The Fix: VitePress Canonical Tags ​

The root cause was simple: VitePress does not inject <link rel="canonical"> tags by default. I had assumed the 301 redirect from the root domain to the www subdomain was enough. But while a 301 redirect fixes the user experience, Google still crawls both if it discovered them before the redirect was in place. The canonical tag is what closes the loop at the indexing layer.

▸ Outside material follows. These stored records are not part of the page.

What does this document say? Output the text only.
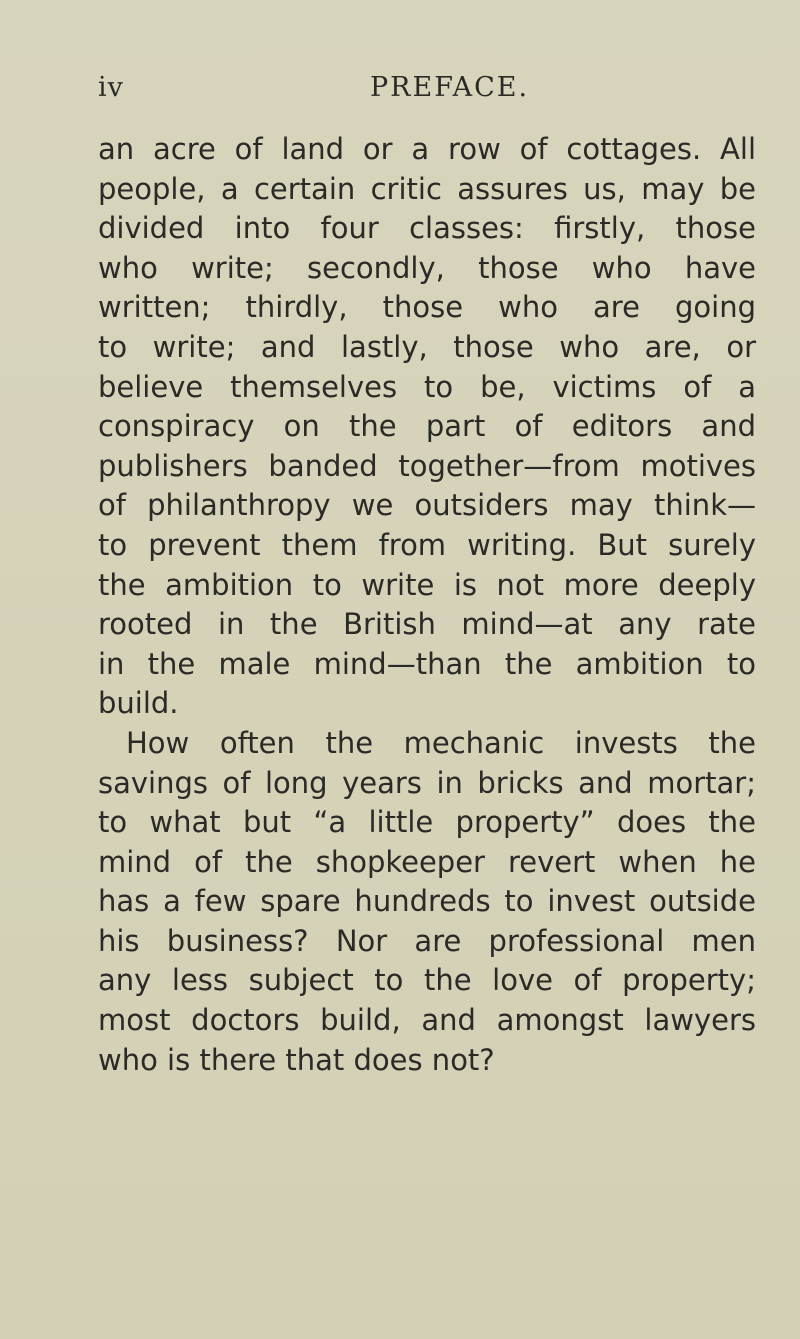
iv	PREFACE.
an acre of land or a row of cottages. All
people, a certain critic assures us, may be
divided into four classes: firstly, those
who write; secondly, those who have
written; thirdly, those who are going
to write; and lastly, those who are, or
believe themselves to be, victims of a
conspiracy on the part of editors and
publishers banded together—from motives
of philanthropy we outsiders may think—
to prevent them from writing. But surely
the ambition to write is not more deeply
rooted in the British mind—at any rate
in the male mind—than the ambition to
build.
How often the mechanic invests the
savings of long years in bricks and mortar;
to what but “a little property” does the
mind of the shopkeeper revert when he
has a few spare hundreds to invest outside
his business? Nor are professional men
any less subject to the love of property;
most doctors build, and amongst lawyers
who is there that does not?
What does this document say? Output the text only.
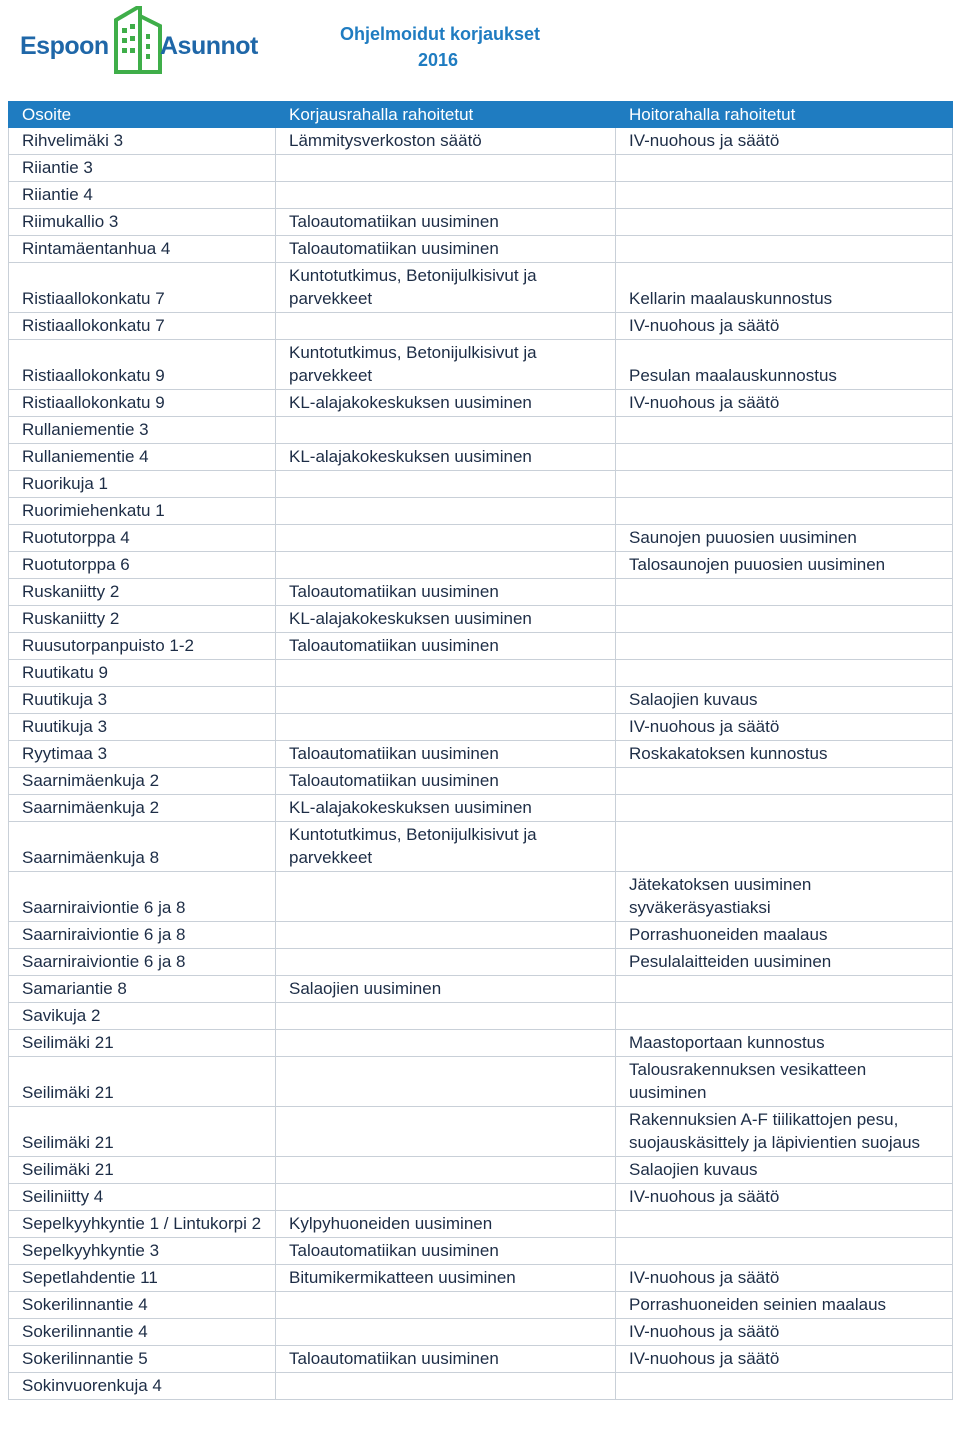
Espoon Asunnot	Ohjelmoidut korjaukset
2016
Osoite	Korjausrahalla rahoitetut	Hoitorahalla rahoitetut
Rihvelimäki 3	Lämmitysverkoston säätö	IV-nuohous ja säätö
Riiantie 3		
Riiantie 4		
Riimukallio 3	Taloautomatiikan uusiminen	
Rintamäentanhua 4	Taloautomatiikan uusiminen	
Ristiaallokonkatu 7	Kuntotutkimus, Betonijulkisivut ja parvekkeet	Kellarin maalauskunnostus
Ristiaallokonkatu 7		IV-nuohous ja säätö
Ristiaallokonkatu 9	Kuntotutkimus, Betonijulkisivut ja parvekkeet	Pesulan maalauskunnostus
Ristiaallokonkatu 9	KL-alajakokeskuksen uusiminen	IV-nuohous ja säätö
Rullaniementie 3		
Rullaniementie 4	KL-alajakokeskuksen uusiminen	
Ruorikuja 1		
Ruorimiehenkatu 1		
Ruotutorppa 4		Saunojen puuosien uusiminen
Ruotutorppa 6		Talosaunojen puuosien uusiminen
Ruskaniitty 2	Taloautomatiikan uusiminen	
Ruskaniitty 2	KL-alajakokeskuksen uusiminen	
Ruusutorpanpuisto 1-2	Taloautomatiikan uusiminen	
Ruutikatu 9		
Ruutikuja 3		Salaojien kuvaus
Ruutikuja 3		IV-nuohous ja säätö
Ryytimaa 3	Taloautomatiikan uusiminen	Roskakatoksen kunnostus
Saarnimäenkuja 2	Taloautomatiikan uusiminen	
Saarnimäenkuja 2	KL-alajakokeskuksen uusiminen	
Saarnimäenkuja 8	Kuntotutkimus, Betonijulkisivut ja parvekkeet	
Saarniraiviontie 6 ja 8		Jätekatoksen uusiminen syväkeräsyastiaksi
Saarniraiviontie 6 ja 8		Porrashuoneiden maalaus
Saarniraiviontie 6 ja 8		Pesulalaitteiden uusiminen
Samariantie 8	Salaojien uusiminen	
Savikuja 2		
Seilimäki 21		Maastoportaan kunnostus
Seilimäki 21		Talousrakennuksen vesikatteen uusiminen
Seilimäki 21		Rakennuksien A-F tiilikattojen pesu, suojauskäsittely ja läpivientien suojaus
Seilimäki 21		Salaojien kuvaus
Seiliniitty 4		IV-nuohous ja säätö
Sepelkyyhkyntie 1 / Lintukorpi 2	Kylpyhuoneiden uusiminen	
Sepelkyyhkyntie 3	Taloautomatiikan uusiminen	
Sepetlahdentie 11	Bitumikermikatteen uusiminen	IV-nuohous ja säätö
Sokerilinnantie 4		Porrashuoneiden seinien maalaus
Sokerilinnantie 4		IV-nuohous ja säätö
Sokerilinnantie 5	Taloautomatiikan uusiminen	IV-nuohous ja säätö
Sokinvuorenkuja 4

To fix this, I used VitePress's transformHead hook in .vitepress/config.mts to automatically inject the correct canonical URL into every page at build time:

ts
import { defineConfig } from 'vitepress'

const SITE = 'https://www.jsonexpress.com'

export default defineConfig({
  // Automatically inject <link rel="canonical"> on every page
  transformHead({ pageData }) {
    const slug = pageData.relativePath
      .replace(/index\.md$/, '')
      .replace(/\.md$/, '')
    
    // Ensure the root path doesn't have a trailing slash if empty
    const canonical = slug ? `${SITE}/${slug}` : SITE
    
    return [['link', { rel: 'canonical', href: canonical }]]
  },
  // ... rest of your config
})

Now, every built page has <link rel="canonical" href="..."> pointing explicitly to the www version. I also ensured that our structured data (JSON-LD) consistently used www.jsonexpress.com.

URL Restructure and the 404 Spike ​

During the migration, I reorganized the docs from a flat structure (e.g. /schemas) into categorized pillars (e.g. /guide/schemas and /packages/core).

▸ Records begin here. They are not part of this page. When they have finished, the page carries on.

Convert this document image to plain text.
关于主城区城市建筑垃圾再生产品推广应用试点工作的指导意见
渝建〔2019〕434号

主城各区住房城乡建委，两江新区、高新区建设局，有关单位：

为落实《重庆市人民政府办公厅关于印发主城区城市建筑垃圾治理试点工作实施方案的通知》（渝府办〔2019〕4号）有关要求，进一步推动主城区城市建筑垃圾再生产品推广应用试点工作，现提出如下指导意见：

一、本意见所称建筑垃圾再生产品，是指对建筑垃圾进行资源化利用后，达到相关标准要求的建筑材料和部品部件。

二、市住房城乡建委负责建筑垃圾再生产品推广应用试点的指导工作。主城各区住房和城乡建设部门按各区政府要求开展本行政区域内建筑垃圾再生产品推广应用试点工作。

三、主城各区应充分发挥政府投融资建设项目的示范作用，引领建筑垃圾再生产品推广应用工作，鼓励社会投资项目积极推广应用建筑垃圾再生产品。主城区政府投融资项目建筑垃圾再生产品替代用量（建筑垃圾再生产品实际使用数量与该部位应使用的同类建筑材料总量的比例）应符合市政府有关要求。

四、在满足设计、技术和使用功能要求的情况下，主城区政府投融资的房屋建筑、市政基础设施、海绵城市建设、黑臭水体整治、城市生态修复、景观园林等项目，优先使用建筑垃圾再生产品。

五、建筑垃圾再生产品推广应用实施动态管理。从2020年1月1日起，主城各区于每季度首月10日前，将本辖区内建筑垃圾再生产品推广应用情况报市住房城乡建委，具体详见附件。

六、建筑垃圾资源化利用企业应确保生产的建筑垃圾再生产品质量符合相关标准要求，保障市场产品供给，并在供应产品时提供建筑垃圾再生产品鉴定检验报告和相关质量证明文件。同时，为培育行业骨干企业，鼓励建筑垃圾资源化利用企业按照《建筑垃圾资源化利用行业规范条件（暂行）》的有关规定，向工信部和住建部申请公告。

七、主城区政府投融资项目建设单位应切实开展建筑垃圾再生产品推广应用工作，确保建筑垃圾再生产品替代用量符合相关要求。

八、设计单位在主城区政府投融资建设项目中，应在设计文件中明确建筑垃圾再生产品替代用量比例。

Google still had the old flat URLs indexed, which were suddenly returning 404s. A 404 tells Google the page is gone, which causes it to drop the URL from the index entirely, losing any link equity you've built up.

The Fix: Framework-Level 301 Redirects ​

I immediately mapped out the 34 moved pages and set up 301 redirect rules. We host on AWS Amplify, so this was as simple as adding JSON rules to the console:

json
[
  { "source": "/schemas", "target": "/guide/schemas", "status": "301", "condition": null },
  { "source": "/core", "target": "/packages/core", "status": "301", "condition": null }
  // ... and so on
]

A 301 redirect is crucial because it tells Google that the page moved permanently. When Google hits the old URL, it follows the 301 and queues the new destination for crawling, successfully transferring the ranking signals.

Demystifying "Discovered β€” Currently Not Indexed" ​

After putting the 301s in place, GSC showed a massive spike in "Discovered β€” currently not indexed" for the new /guide/* and /packages/* paths.

Beginners often panic at this report, assuming they've been penalized. It's not an error. It purely means Google knows the URLs exist (likely from following the 301s and checking our new sitemap), but hasn't had the crawl budget to actually read and index them yet. They are just sitting in the queue.

To speed this up, I did two things:

  1. Resubmitted the sitemap: Our VitePress config generates a sitemap.xml automatically. Resubmitting it with the new www hostname was the fastest way to signal the new structure.
  2. Manual Indexing Requests: I requested indexing on our top 5 most important pages (like the homepage, /guide/getting-started, and our comparison pages). Google limits this to ~10 per day, so you have to prioritize.

"Crawled β€” Currently Not Indexed" ​

We also had one URL (/docs/example) flagged as "Crawled β€” currently not indexed". Unlike "Discovered", this means Google actually read the page but decided against putting it in the search results.

This URL came from JSONExpress's docs-light plugin, which auto-generates live API docs. Google had found an exposed demo server of ours, crawled the auto-generated API route, and correctly determined it was thin content. This is the algorithm working as intended! The lesson here: keep your staging and demo servers behind auth, or use a robots.txt to block Googlebot if you don't want auto-generated framework endpoints cluttering your GSC reports.

The Takeaway ​

Migrating a domain or restructuring URLs will almost always cause a temporary shakeup in Google Search Console.

The most important takeaway for developers building documentation sites: don't rely on 301 redirects alone. Set your <link rel="canonical"> at the framework level from day one. It's a five-minute fix in VitePress that saves weeks of duplicate content headaches down the line.